Spitzenpolitiker fordern Abwahl des AfD-Politikers

Ein Bezirksbürgermeister hat nicht viel Macht und ein Bezirksrat nicht viel zu entscheiden. Gleichwohl: Die SPD-Landesvorsitzende und Ministerpräsidentin Anke Rehlinger ist entsetzt und fordert den Rücktritt von Altes und die Abwahl Schwabens. In die gleiche Kerbe schlägt ihr Vorgänger in der Staatskanzlei, Tobias Hans (CDU). Doch der ist nicht mehr Parteichef. Sein Nachfolger in diesem Amt, Stephan Toscani, hat sich bisher öffentlich eher zurückhaltend geäußert. In den nächsten Tagen führe die CDU interne Gespräche. Altes: „Wenn Toscani mir dabei einen Rat gibt, dann werde ich dem folgen.“ Er beharre nicht auf seinem Amt.

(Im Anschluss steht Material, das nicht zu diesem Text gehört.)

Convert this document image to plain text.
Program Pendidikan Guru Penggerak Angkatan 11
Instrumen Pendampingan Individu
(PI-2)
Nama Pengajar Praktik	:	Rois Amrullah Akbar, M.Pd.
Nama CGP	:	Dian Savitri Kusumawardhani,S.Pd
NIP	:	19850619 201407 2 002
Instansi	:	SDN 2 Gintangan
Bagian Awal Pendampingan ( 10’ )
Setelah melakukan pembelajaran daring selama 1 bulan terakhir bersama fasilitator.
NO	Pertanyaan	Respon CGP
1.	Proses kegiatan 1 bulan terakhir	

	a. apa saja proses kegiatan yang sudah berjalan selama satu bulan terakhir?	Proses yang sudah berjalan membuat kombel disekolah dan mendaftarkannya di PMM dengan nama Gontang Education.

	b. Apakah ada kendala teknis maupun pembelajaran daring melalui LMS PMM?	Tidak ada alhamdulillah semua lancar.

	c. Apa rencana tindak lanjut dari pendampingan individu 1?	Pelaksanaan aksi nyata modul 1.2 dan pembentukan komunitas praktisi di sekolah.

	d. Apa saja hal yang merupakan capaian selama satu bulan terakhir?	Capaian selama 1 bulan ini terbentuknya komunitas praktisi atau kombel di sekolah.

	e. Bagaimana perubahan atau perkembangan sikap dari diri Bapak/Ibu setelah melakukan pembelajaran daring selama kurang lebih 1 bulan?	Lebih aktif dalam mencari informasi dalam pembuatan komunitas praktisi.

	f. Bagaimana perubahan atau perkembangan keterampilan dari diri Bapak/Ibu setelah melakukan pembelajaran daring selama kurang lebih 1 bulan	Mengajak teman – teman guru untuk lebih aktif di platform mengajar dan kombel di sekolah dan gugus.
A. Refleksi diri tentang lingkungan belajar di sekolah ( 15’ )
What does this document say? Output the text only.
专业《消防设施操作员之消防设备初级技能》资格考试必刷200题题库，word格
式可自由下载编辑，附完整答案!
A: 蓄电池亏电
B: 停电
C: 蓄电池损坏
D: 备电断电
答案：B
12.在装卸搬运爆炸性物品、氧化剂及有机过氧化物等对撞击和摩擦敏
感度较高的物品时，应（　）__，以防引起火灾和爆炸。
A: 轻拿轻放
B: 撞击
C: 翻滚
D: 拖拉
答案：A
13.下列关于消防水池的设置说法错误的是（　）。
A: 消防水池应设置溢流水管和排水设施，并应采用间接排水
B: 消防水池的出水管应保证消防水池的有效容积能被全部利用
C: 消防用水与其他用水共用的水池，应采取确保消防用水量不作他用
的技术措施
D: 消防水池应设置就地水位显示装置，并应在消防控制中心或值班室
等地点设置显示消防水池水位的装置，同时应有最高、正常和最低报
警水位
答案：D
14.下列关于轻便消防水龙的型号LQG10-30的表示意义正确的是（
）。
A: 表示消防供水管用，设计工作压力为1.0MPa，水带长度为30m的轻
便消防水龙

Werner Schwaben schon. „Ich bin gewählt. Das ist Demokratie. Von der Aussicht auf eine Abwahl bin ich nicht begeistert. Das würden sich die Bürger von Saarbrücken West auch nicht gefallen lassen.“

Hans-Jürgen Altes (CDU) ist nach Angaben der AfD mit ihrer Unterstützung zum Bürgermeister gewählt worden.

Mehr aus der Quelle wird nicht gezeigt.